The New Family Values
We asked parents across the country to share the family values and traditions most important to them—and what we found surprised even the experts. Plus: How the makeup of modern families has changed
Liars Never Prosper
Nearly three out of four parents say it's important to always be truthful; only 24% confessed to telling white lies now and then 64% say they'd drive right back to the store to return the wrong change made in their favor (and teach their kids a valuable lesson).
“If you believe white lies are OK, then what your kids someday put up online may not be the truth either,” says Dr. O'Keeffe.
1 in 3 parents wish they could do more community service with their kids, but they're too busy to get around to it.
Make it happen: Community service doesn't have to be a big production to have an impact on kids. Andrew Timmins, a dad from Vacaville, CA, gets his 3-year-old involved in helping prepare meals for the homeless and picking toys she can give away.

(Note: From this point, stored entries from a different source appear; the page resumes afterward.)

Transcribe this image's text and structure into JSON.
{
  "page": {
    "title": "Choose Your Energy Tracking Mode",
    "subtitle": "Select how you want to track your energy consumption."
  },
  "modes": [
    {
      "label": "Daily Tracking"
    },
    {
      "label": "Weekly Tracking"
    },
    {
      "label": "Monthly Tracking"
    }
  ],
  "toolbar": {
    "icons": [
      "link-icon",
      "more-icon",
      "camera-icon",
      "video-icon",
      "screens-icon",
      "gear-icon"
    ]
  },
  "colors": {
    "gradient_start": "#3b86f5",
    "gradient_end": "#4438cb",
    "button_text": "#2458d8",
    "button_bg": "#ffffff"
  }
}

Have you let your child under 13 have a Facebook page? 83% said no
“I don't think they are able to exercise the judgment they need to safely navigate social media until age 13.” -Amy Beth Hair, Decatur, GA
17% said yes
“My eight-year-old just got on Facebook, but we make sure that there are only family members—her grandfather, aunts, uncles—on her friend list. Today, it's easier and faster to text someone or chat with them on Facebook. Plus, it helps her learn to type and spell.” -Elizabeth Essex, West Frankfort, IL
What the experts say:
“Facebook is complicated—the way you post, the ads, the privacy settings—these are issues that are hard for teens to understand,” says Dr. O'Keeffe. Plus: You'd have to lie about her age—and you really don't want to set a precedent for that (hello, fake IDs).
The QT Factor
64% of parents say they spend two hours or more a day having fun with (as opposed to taking care of) their kids
18% of parents think family time trumps extracurricular activities
16% limit their child's commitments to one or two activities
What's the secret to raising a child with a strong sense of self-esteem? Help her feel competent, which in turn will boost her confidence. And one way to do that is to emphasize plenty of PDF—playtime, downtime and family time, says Levine. Just don't confuse sitting in the bleachers every weekend with family time. “Running around to all your child's games isn't necessarily a good thing,” says Levine. “You're sending a message that being an adult means having no time for yourself.”